Im Idealfall arbeiten mehrere Gemeinden zusammen. Damit erweitert sich das Gebiet, in dem der Gemeindebus fährt und die Kosten für die Gemeinden werden geringer. Wenn es örtliche Taxi- oder Bus-Unternehmen gibt, sind diese unbedingt einzubinden. Von den Gemeindebussen profitieren auch die Betriebe und die Nahversorger im Ort. Gemeindebusse helfen, dass die Wirtschaft und der soziale Zusammenhalt im Ort gestärkt werden. Ältere Menschen können wieder selbständig den Arzt besuchen, Einkäufe erledigen oder Freunde und Bekannte besuchen. "Die Haushalte werden durch Gemeindebusse zudem finanziell entlastet. Derzeit haben in kleinen Gemeinden zahlreiche Haushalte ein zweites oder drittes Auto, was sehr teuer kommt", weist VCÖ-Experte Gansterer auf einen weiteren Aspekt hin.

Derzeit werden Gemeinden bei der Einführung bzw.
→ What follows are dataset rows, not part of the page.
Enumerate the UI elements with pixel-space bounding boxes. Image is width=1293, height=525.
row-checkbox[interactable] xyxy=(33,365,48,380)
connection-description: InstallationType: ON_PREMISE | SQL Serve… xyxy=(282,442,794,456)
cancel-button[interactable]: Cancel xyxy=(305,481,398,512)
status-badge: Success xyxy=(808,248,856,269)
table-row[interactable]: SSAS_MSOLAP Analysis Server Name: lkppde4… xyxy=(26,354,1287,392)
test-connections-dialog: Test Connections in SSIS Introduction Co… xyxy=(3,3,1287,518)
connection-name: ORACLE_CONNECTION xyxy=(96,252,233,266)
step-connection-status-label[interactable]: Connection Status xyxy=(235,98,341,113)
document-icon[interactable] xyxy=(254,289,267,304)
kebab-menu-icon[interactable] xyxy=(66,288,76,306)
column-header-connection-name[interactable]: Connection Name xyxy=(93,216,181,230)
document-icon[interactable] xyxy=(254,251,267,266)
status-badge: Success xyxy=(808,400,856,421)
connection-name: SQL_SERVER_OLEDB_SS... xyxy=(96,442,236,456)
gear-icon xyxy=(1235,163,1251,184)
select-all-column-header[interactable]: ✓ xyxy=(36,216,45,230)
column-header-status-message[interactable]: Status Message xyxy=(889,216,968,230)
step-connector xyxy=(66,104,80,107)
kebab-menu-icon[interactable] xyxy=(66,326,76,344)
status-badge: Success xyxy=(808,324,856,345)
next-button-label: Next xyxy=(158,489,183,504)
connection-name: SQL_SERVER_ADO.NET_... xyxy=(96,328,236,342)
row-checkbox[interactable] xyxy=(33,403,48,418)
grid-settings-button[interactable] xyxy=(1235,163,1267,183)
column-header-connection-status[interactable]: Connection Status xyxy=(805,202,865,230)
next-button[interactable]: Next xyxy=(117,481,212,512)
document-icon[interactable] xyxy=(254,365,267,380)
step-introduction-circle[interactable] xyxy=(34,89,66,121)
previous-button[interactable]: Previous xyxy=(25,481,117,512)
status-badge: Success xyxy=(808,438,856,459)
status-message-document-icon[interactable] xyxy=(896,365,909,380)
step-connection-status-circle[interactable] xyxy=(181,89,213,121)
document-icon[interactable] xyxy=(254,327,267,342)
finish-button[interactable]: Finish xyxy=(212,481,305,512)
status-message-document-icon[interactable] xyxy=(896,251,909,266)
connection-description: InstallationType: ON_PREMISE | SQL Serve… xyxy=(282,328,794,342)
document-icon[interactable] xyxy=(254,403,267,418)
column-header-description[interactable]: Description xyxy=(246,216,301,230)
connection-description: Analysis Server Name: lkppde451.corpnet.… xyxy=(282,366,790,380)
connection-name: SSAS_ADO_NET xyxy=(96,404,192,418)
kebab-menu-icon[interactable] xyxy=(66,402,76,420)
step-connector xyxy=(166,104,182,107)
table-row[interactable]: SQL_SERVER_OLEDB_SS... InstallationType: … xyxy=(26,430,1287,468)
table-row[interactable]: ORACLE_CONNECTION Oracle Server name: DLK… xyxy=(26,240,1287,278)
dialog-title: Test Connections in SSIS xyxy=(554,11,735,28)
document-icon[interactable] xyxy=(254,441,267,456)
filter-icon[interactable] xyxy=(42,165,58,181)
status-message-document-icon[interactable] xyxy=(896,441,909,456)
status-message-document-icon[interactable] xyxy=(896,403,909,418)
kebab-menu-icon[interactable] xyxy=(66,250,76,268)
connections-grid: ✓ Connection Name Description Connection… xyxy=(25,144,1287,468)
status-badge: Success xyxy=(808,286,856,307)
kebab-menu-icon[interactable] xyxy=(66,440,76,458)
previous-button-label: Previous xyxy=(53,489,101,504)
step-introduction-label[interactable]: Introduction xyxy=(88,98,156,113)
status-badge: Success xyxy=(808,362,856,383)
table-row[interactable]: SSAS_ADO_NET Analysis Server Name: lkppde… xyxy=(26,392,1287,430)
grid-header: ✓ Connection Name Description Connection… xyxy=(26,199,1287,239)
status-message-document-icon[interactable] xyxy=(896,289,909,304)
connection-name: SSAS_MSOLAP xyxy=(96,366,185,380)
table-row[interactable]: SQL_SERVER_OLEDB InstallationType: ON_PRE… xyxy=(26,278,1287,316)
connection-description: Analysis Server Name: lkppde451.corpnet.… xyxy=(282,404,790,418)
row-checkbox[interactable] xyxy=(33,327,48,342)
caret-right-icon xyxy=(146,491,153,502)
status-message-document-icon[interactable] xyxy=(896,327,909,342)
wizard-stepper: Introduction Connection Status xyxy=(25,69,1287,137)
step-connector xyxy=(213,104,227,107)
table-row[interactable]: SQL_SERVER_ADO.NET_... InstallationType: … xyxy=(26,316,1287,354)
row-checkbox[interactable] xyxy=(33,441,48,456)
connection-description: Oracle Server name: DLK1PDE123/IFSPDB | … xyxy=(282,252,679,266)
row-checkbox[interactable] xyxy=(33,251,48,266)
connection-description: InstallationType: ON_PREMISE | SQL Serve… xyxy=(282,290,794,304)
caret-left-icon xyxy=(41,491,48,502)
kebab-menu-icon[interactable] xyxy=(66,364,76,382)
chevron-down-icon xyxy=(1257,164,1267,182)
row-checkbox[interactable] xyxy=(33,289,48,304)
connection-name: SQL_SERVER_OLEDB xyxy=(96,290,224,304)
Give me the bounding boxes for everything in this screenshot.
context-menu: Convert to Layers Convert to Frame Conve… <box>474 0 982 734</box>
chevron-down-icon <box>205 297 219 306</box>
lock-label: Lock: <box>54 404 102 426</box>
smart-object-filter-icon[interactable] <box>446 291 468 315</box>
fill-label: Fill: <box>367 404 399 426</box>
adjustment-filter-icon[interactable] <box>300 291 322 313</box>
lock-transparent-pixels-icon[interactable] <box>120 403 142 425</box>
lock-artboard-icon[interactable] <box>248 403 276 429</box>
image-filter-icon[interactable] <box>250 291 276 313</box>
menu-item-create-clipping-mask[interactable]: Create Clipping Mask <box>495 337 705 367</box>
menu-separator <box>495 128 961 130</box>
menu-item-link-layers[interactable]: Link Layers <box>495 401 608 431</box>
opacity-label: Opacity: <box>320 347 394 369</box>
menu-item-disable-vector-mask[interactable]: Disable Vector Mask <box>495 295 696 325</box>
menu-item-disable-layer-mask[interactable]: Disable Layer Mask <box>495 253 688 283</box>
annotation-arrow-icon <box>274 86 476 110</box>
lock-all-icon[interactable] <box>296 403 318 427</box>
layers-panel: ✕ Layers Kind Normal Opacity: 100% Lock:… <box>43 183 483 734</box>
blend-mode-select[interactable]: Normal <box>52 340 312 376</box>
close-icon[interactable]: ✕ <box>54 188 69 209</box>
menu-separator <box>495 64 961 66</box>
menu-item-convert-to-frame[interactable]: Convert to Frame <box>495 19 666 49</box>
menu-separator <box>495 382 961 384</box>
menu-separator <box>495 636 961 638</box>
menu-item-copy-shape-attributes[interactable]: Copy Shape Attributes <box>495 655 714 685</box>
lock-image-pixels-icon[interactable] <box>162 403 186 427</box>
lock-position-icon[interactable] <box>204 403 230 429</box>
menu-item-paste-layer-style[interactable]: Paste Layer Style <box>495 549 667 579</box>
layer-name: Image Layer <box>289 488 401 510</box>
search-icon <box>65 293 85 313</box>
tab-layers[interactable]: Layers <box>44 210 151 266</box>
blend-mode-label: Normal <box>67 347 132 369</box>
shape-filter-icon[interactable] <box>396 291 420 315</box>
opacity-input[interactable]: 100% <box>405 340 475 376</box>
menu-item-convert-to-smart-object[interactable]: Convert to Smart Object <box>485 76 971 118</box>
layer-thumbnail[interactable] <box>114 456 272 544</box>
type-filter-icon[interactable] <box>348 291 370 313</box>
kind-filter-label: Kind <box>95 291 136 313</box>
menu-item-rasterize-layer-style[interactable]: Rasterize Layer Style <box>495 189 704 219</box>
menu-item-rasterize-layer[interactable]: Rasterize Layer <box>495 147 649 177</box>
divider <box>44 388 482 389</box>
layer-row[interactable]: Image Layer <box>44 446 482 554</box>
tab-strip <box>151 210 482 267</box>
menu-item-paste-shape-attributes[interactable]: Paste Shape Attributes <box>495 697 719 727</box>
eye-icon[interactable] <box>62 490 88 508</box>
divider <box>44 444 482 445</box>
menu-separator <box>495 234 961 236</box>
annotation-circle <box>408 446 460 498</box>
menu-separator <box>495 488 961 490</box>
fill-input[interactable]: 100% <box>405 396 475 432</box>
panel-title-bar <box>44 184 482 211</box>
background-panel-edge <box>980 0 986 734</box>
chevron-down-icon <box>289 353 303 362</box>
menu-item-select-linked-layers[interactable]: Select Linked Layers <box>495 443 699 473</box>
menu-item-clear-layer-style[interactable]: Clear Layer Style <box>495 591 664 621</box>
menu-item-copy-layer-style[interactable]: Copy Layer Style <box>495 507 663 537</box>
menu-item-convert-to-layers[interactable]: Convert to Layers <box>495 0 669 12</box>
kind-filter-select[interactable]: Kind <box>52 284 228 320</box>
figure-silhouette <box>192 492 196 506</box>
Erweiterung von Mikro-ÖV-Systemen vom Klima- und Energiefonds durch das Förderprogramm  "Mikro-ÖV-Systeme für den Nahverkehr im ländlichen Raum" unterstützt. Das Programm geht im Jahr 2014 bereits in die 4. Ausschreibungsrunde, gestartet wird diese voraussichtlich Mitte des Jahres. Klima- und Energiefonds-Geschäftsführerin Theresia Vogel: "Wir konnten im Sinne der ,sanften Mobilität' wichtige Impulse setzen, um örtlich verankerte und kleinräumig organisierte Mikro-ÖV-Lösungen zu initiieren, die sich an den Bedürfnissen der ansässigen Bevölkerung orientieren. Dabei geht es um Angebote, die leistbar sind und nachhaltig das Klima entlasten." Seit dem Jahr 2011 wurden durch den Klima- und Energiefonds 24 Grundlagenarbeiten sowie 25 Projekte initiiert, die sich an den Bedürfnissen der regionalen Bevölkerung orientieren.  Zudem gibt es in Niederösterreich und dem Burgenland Landesförderungen für den laufenden Betrieb.